IDE-Integrated Crypto Development
Developers working in Cursor or VS Code can use the MCP tools to query live data while coding. Building a portfolio tracker? Ask the AI to call get-wallet-balance with a test address and show you the response format, right inside your editor. This is faster than switching to a browser to test API calls manually.
MCP Clients
The CoinStats MCP Server works with any client that supports the Model Context Protocol. Here are the most popular options:
Claude
The simplest setup for non-developers. Claude Desktop discovers MCP tools automatically, shows them in a sidebar, and asks for permission before calling them. Best for conversational access to crypto data.
Cursor
Developer-focused editor with built-in MCP support. Add the hosted URL to ~/.cursor/mcp.json and restart — Cursor handles the OAuth handshake on first call. Best for developers who want live crypto data while coding. See Connecting to CoinStats MCP for the config snippet.
VS Code (via Claude Code, Cline, or Continue)
Deep IDE integration for developers who prefer VS Code. Multiple MCP client extensions are available:
- Claude Code: Chat and run tools directly in the terminal
- Cline: File editing, terminal commands, and browsing powered by MCP
- Continue: Flexible, extensible AI integration with MCP support
N8N
Web-based automation tool for building workflows that pull CoinStats data and trigger actions in other apps. Best for scheduled tasks, alerts, and pipeline automation. Connect the CoinStats MCP endpoint as a custom node or HTTP request step.
Choosing the Right Client
| Workflow | Best Client |
|---|
| Chat-first, non-technical users | Claude |
| Development and coding | Cursor, VS Code |
| Automated workflows and pipelines | N8N |
| Research and analysis | Claude, Cursor |
Credits and Rate Limits
MCP tools consume the same credits as the corresponding REST API endpoints. Market data calls cost 1-2 credits, wallet operations cost 40-50 credits, and DeFi data costs 400 credits. See Credit Multipliers page and Rate Limits page for full details.

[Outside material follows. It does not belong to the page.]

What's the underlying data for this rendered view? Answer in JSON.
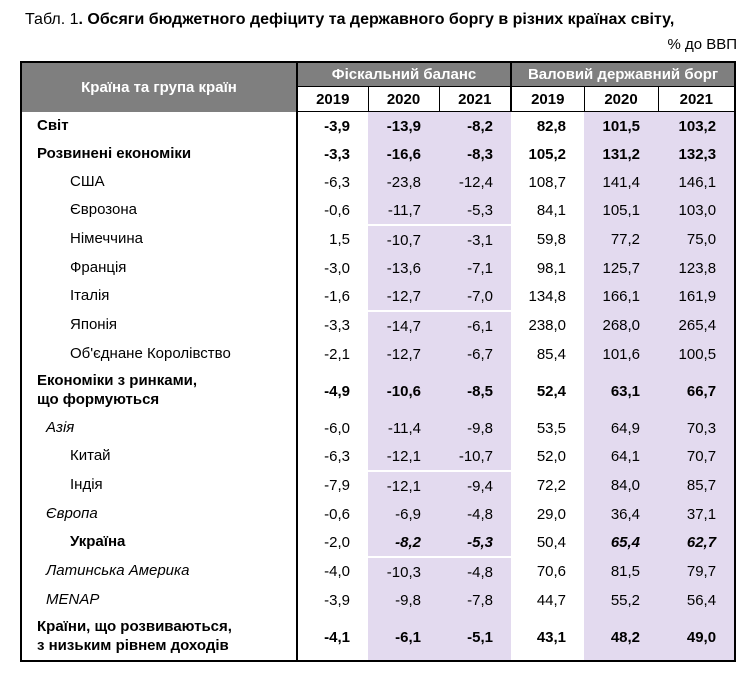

The free tier includes enough credits to test all MCP tools. Credit usage is tracked through CoinStats API dashboard.
Getting Started
- Paste
https://mcp.coinstats.app/mcp into your client’s connector settings (Claude, Cursor, Claude Code, Codex, …)
- Approve the OAuth consent screen that opens in your browser — no API key needed for the hosted URL
- Ask your assistant “What’s the current price of Bitcoin?” — it’ll pick the right tool automatically
See Connecting to CoinStats MCP for per-client install steps. Developers running their own headless integrations can still use the stdio path with an X-API-KEY.